Pour être honnête dans les faits le cas du milliardaire est tout de même un
peu différent. Il sera moins exposé aux affres du célibat forcé car même s’il
est bossu, vieux, bancal, le Crésus aura toujours des prétendantes autour de lui
: la puissance, la richesse, le pouvoir attirant naturellement les femmes. En
fait l’aisance économique ne protège réellement de l’échec amoureux qu’à partir
d’un certain niveau, inaccessible au simple célibataire employé aux usines
Renault, qui lui restera sur le carreau. Mais le principe reste valable :
milliardaires et prolétaires désargentés en mal de conjugalité
donneraient tout ce qu’il ont, et même ce qu’ils n’ont pas, pour avoir une
compagne.
Telle est ma conception de la véritable famine. C’est une faim intérieure.
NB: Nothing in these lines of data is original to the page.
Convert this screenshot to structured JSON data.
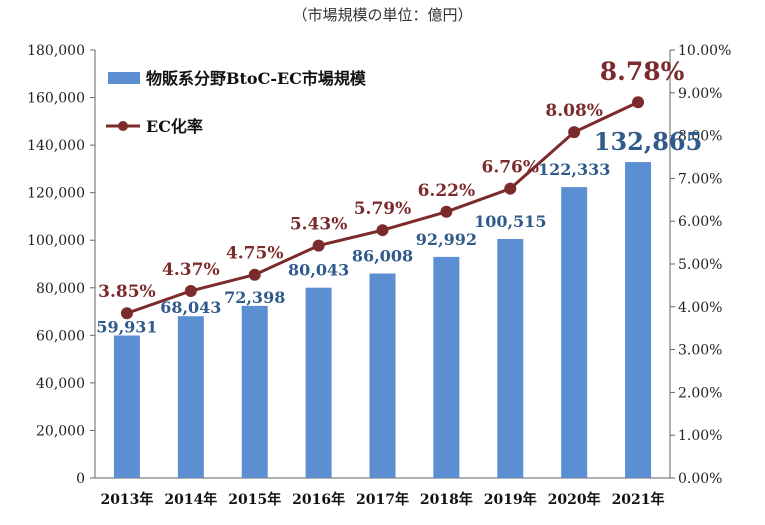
{
  "unit_note": "（市場規模の単位：億円）",
  "chart_data": {
    "type": "bar",
    "categories": [
      "2013年",
      "2014年",
      "2015年",
      "2016年",
      "2017年",
      "2018年",
      "2019年",
      "2020年",
      "2021年"
    ],
    "series": [
      {
        "name": "物販系分野BtoC-EC市場規模",
        "type": "bar",
        "axis": "left",
        "values": [
          59931,
          68043,
          72398,
          80043,
          86008,
          92992,
          100515,
          122333,
          132865
        ],
        "labels": [
          "59,931",
          "68,043",
          "72,398",
          "80,043",
          "86,008",
          "92,992",
          "100,515",
          "122,333",
          "132,865"
        ],
        "color": "#5b8fd1"
      },
      {
        "name": "EC化率",
        "type": "line",
        "axis": "right",
        "values": [
          3.85,
          4.37,
          4.75,
          5.43,
          5.79,
          6.22,
          6.76,
          8.08,
          8.78
        ],
        "labels": [
          "3.85%",
          "4.37%",
          "4.75%",
          "5.43%",
          "5.79%",
          "6.22%",
          "6.76%",
          "8.08%",
          "8.78%"
        ],
        "color": "#7b2b2b"
      }
    ],
    "ylim_left": [
      0,
      180000
    ],
    "ylim_right": [
      0,
      10
    ],
    "yticks_left": [
      "0",
      "20,000",
      "40,000",
      "60,000",
      "80,000",
      "100,000",
      "120,000",
      "140,000",
      "160,000",
      "180,000"
    ],
    "yticks_right": [
      "0.00%",
      "1.00%",
      "2.00%",
      "3.00%",
      "4.00%",
      "5.00%",
      "6.00%",
      "7.00%",
      "8.00%",
      "9.00%",
      "10.00%"
    ],
    "legend": "top-left",
    "grid": false
  }
}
Tout le monde survit très bien au manque de nourriture, à la disette, aux fins
de mois douloureuses, à l’humiliation du chômage, aux haillons, aux pulls
percés, aux semelles usées, aux coupures d’électricité.
Mais nul ne surmonte aussi facilement les coupures d’amour, les disettes
affectives, les carences de la tendresse.
Alors que l’existence est encore belle, et même très belle quoi qu’on dise, pour celui qui poursuit sa destinée avec les joues creuses mais sa main dans la main de celle qu’il aime.